Молитвы человеческие - Елена Черкашина
Шрифт:
Интервал:
Закладка:
…Елеазар появился под утро, когда я, устав ждать, провалился в неровный, трепетный сон. Он коснулся крылом моего плеча, и я тут же открыл глаза.
– Вы можете вернуться. Его больше нет, – сказал он спокойно.
– Ты уверен? – спросил я.
– Абсолютно. Я сжёг его тело.
Я глубоко вздохнул. Теперь предстояло сказать об этом Насте.
Она проснулась чуть позже и вышла из спальни. Увидела мой тщательно убранный диван, удивилась.
– Ты встал раньше меня? Что-то случилось?
– Да. Настя, Елеазар был здесь. Его больше нет.
Она резко выпрямилась, глаза стали большими, а затем, пряча от меня задрожавшие губы, прикрыла лицо руками. Я ходил по комнате и слышал, как она плачет в спальне. Наконец, не выдержал.
– Настя, – заглянул к ней.
Она подняла голову:
– Ну почему я не смогла удержать его от зла? Ведь мы в ответе друг за друга!
Я прижал её плечи к себе. Она плакала тихо, беззвучно: глубокая скорбь по врагу, которого больше нет. Потом скрепилась и поднялась:
– Я поеду к нему, в больницу.
– Мне можно с тобой? Я не стану заходить, просто посижу где-нибудь рядом.
– Не нужно, я справлюсь. А вечером – возвращайся. Я не смогу без тебя, – и негромко прибавила: – Хорошо, что тебя там не было…
Я шёл на работу и думал об этом. Ей важно знать, что меня не было там и я не участвовал в битве, где погиб её муж. Он – враг, тьма, антисвет, и она сама сказала об этом: «У зла нет природы». Но, находясь на земле, она невольно подчинялась законам земли и не хотела, чтобы любимый ею человек был причастен к смерти мужа. Как тонко всё: игра ощущений человеческого сердца! Но хорошо, что случилось именно так: мне не хотелось бы в этой непростой ситуации, где смешивается человеческое и духовное, стать источником её внутреннего конфликта. И хотя она знает, что я, не колеблясь, убил бы этого воина, он пал не от моей руки.
День прошёл незаметно, а вечером я поехал в больницу. Она встретила меня у дверей палаты и тихо сказала:
– У него агония. Он уже не приходит в себя, и видно, что очень мучается. Не от боли: ему ввели морфин, а от чего-то другого, внутри. Я не могу с ним поговорить, не могу помочь.

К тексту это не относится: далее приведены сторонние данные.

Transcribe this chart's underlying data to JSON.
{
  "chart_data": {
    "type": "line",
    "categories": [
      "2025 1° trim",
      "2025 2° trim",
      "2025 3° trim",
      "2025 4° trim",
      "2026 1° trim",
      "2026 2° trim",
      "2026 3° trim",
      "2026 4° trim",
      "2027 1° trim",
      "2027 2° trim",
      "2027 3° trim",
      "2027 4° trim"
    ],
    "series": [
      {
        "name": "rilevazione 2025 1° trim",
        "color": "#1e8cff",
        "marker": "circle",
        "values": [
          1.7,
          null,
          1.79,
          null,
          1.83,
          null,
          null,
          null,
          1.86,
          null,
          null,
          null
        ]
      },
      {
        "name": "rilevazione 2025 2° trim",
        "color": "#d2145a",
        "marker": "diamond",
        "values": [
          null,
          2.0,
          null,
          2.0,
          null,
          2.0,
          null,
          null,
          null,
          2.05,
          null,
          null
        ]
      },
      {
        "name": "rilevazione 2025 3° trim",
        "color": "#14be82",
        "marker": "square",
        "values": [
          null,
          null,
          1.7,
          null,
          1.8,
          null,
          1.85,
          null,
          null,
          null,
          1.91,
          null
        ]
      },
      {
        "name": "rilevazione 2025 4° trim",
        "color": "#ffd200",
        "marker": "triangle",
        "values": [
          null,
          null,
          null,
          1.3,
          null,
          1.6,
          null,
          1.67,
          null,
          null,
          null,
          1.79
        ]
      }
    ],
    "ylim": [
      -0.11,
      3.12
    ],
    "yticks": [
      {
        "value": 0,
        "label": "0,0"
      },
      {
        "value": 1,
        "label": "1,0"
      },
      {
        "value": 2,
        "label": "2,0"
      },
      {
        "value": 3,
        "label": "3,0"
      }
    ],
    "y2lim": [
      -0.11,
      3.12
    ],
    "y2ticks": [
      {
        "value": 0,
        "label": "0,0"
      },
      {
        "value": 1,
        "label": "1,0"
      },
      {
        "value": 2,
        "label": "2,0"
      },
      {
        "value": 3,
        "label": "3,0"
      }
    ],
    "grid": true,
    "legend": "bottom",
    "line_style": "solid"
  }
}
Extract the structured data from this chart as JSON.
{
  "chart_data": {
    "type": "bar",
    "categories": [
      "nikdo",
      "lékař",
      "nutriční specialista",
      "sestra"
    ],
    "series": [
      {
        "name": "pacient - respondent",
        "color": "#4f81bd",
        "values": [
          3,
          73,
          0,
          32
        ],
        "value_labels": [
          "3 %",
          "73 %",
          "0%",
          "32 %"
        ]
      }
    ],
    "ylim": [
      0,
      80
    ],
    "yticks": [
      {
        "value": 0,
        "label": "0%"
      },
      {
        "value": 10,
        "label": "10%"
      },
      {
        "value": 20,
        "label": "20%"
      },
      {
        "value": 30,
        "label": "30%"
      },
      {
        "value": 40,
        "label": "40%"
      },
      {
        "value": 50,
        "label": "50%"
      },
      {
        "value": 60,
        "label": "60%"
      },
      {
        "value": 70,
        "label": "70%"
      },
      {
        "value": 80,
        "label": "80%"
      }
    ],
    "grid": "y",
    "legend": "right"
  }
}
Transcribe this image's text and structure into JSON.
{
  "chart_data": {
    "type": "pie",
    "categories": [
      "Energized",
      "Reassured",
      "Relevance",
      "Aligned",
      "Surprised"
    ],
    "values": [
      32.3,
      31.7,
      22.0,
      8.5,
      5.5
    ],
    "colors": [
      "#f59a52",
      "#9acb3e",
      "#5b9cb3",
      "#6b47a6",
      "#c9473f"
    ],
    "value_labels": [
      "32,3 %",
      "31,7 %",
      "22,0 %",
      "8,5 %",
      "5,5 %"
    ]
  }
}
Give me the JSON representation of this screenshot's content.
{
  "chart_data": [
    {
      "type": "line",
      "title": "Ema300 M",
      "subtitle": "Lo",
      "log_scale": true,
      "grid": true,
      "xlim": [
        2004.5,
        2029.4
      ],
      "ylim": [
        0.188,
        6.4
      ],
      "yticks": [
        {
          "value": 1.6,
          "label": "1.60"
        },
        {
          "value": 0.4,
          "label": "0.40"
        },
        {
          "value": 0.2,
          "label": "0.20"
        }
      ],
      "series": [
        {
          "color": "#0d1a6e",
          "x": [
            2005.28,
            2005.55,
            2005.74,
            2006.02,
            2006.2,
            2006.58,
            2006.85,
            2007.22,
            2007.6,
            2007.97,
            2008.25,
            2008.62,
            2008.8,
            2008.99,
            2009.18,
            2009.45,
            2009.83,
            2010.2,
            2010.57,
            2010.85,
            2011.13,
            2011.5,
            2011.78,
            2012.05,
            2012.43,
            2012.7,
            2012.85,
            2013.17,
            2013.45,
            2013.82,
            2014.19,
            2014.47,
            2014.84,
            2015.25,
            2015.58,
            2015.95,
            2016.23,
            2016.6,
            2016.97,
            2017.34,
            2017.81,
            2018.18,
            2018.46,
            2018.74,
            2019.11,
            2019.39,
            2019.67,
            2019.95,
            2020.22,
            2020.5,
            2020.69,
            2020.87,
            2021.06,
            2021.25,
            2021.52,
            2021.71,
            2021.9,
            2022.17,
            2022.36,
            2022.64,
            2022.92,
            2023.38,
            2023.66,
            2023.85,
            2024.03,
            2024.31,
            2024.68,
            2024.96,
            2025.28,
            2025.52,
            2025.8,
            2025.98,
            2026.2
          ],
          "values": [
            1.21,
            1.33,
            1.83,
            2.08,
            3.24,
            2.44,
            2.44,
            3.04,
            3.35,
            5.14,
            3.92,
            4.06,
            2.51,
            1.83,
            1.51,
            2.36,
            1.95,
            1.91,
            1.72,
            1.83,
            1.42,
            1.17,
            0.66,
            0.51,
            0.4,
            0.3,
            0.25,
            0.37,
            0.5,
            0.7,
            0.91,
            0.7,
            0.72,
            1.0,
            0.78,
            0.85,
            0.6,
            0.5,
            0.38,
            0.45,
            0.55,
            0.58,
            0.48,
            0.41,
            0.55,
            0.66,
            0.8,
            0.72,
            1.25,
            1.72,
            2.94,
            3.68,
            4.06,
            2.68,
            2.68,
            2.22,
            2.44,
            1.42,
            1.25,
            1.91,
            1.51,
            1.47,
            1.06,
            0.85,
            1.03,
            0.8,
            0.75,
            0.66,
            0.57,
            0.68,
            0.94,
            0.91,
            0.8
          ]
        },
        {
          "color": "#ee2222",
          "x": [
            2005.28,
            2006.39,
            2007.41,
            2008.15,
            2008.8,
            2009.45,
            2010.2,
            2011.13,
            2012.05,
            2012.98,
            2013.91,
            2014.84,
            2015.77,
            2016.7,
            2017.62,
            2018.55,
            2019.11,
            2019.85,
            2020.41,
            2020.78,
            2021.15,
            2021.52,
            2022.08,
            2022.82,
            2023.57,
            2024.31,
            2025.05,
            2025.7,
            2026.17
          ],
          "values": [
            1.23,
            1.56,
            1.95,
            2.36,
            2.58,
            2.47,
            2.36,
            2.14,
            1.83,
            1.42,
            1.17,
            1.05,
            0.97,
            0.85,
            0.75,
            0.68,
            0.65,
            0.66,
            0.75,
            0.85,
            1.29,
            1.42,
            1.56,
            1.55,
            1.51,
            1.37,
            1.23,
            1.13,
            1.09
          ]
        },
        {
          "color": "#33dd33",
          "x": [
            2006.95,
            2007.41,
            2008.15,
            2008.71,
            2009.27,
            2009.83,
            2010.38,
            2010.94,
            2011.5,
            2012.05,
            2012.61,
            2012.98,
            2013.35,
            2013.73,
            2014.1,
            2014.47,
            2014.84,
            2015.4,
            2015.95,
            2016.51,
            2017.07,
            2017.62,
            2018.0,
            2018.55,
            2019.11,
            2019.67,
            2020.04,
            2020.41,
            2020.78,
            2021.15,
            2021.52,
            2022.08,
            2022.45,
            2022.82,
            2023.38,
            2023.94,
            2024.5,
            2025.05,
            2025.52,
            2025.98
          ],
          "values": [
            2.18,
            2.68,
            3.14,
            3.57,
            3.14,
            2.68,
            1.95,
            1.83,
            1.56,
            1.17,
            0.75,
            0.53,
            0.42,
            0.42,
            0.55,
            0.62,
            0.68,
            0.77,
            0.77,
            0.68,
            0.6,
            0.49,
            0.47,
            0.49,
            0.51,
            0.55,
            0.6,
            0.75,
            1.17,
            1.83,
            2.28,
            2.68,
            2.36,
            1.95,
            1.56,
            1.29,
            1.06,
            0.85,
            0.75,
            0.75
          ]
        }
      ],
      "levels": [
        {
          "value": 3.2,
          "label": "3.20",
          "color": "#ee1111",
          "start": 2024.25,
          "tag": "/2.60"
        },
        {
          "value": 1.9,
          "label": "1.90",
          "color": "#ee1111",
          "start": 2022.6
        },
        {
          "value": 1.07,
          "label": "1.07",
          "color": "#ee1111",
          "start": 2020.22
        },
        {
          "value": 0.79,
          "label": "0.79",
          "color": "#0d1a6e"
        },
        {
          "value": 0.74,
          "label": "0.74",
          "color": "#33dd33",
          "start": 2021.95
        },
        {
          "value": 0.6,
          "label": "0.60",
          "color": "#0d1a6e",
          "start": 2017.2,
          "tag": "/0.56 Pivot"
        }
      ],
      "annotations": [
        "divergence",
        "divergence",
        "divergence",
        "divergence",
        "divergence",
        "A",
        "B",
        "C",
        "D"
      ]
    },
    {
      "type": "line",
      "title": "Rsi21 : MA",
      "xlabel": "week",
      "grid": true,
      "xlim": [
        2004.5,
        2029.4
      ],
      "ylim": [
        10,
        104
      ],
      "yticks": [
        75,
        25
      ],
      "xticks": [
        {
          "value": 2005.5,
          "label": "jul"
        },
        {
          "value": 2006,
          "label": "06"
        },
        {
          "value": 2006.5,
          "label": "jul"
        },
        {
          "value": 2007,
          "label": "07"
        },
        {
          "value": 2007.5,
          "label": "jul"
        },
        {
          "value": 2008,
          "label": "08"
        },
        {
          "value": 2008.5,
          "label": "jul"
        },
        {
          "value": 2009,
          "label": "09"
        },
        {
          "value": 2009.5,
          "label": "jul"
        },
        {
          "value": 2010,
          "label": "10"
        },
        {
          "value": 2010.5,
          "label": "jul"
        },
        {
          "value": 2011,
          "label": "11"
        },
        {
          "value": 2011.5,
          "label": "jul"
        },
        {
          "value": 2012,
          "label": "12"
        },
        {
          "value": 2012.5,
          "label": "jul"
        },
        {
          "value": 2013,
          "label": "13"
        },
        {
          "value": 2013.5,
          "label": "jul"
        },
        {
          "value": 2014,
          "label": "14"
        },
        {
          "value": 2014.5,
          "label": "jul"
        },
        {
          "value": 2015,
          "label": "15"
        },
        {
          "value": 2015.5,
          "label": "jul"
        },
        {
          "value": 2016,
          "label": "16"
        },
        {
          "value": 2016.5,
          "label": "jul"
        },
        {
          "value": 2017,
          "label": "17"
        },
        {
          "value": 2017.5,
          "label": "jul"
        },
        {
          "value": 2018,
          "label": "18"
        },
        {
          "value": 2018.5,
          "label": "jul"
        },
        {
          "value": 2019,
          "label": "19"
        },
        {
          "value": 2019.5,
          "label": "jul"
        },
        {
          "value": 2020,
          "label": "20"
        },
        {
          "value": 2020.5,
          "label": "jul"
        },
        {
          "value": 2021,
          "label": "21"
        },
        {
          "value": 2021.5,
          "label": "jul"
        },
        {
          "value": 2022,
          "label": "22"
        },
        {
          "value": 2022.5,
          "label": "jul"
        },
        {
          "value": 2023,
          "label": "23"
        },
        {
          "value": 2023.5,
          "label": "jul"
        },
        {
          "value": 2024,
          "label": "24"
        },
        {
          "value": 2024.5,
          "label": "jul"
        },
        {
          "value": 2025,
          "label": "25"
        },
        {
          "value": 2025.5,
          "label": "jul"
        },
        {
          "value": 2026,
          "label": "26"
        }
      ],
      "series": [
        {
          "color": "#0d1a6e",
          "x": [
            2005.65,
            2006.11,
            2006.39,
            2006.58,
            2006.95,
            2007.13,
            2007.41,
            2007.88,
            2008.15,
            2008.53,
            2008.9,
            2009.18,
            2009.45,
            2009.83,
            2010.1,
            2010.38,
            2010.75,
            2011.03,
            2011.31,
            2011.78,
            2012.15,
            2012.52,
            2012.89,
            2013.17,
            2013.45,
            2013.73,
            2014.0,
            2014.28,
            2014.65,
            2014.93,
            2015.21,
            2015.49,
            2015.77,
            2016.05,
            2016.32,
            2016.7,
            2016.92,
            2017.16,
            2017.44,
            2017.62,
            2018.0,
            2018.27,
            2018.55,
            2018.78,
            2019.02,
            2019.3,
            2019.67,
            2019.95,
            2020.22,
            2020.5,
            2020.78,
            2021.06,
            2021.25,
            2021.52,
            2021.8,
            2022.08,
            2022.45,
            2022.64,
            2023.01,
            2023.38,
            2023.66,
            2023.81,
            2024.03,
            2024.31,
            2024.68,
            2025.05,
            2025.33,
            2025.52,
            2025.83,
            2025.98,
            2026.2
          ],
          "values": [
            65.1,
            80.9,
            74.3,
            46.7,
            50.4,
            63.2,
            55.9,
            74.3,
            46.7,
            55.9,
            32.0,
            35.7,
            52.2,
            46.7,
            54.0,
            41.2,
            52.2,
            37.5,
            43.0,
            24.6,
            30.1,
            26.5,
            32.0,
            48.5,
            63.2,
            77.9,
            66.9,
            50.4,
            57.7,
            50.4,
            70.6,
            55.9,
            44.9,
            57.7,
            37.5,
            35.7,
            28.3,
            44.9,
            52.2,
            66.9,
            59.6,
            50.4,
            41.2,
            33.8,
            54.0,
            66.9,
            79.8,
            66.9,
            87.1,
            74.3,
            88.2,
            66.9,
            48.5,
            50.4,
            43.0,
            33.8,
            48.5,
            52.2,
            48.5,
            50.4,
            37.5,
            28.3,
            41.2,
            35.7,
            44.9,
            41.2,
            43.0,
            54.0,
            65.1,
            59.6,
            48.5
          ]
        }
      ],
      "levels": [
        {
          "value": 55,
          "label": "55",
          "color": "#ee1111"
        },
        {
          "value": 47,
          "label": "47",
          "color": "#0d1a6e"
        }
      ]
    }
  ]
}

Попросив разрешения войти, я вошёл. Ничего более тягостного мне не приходилось видеть в своей жизни: скелет, обтянутый кожей; страшное, жёлто-белое лицо. Он содрогался и, как сказала Настя, страдал. Но не от боли, а от какой-то невероятной душевной муки, которую испытывал даже в бессознательном состоянии. У меня вдруг возникла потребность молитвы, и, отойдя к окну, я коротко и горячо помолился о нём. Как странно: его лицо тотчас же успокоилось, стало светлее, и он впал в глубокое забытье без мучений. В этот момент я не чувствовал к нему вражды, ничего, кроме сострадания. Тихо вышел.
Настя ничего не спросила, но вгляделась в мое лицо:
– Ты устал. Поехали домой.
Прошло два дня, и её муж умер. Это случилось ночью, а утром Насте позвонили. Я хотел помочь, но она предупредила меня:
– Ты знаешь, всё берёт на себя организация по устройству похорон. А потом придут друзья, приедут родственники. Не хочу, чтобы ты…
Она не произнесла этого слова, но я понял, – «лицемерил». Даже страдая сама, она заботилась о том, чтобы мне не было неудобно или неловко.
Уже глубокой ночью я приехал к ней. В доме убрали, но всё ещё дышало смертью. Мы вышли на улицу и немного прошлись, однако скоро замёрзли. Вернулись и долго пили чай.
– Я очень виню себя за то, что так всё случилось, – говорила она. – Ведь я – жена, а значит, ответственна за мужа…
– Что ты могла сделать?
– Не знаю. Может быть, глубже молиться, или подавать милостыню, или самой быть настолько чистой, чтобы вытеснять из него всякое зло.
– А тебе никогда не приходило в голову, что, соединяя в одной семье добро и зло, свет и нечистоту, Господь хочет именно этого: чтобы свет проявился сильнее?
Она подумала – и тихо вздохнула.
Я смотрел на её тонкое лицо, ставшее ещё более прозрачным в последние дни. Серые глаза казались тёмными в неярком свете лампы. Настя, Настя, кто знает, можем ли мы вообще помочь тому, кто избирает зло…
День начинался. За окном слышались голоса первых птиц. Иерусалим просыпался.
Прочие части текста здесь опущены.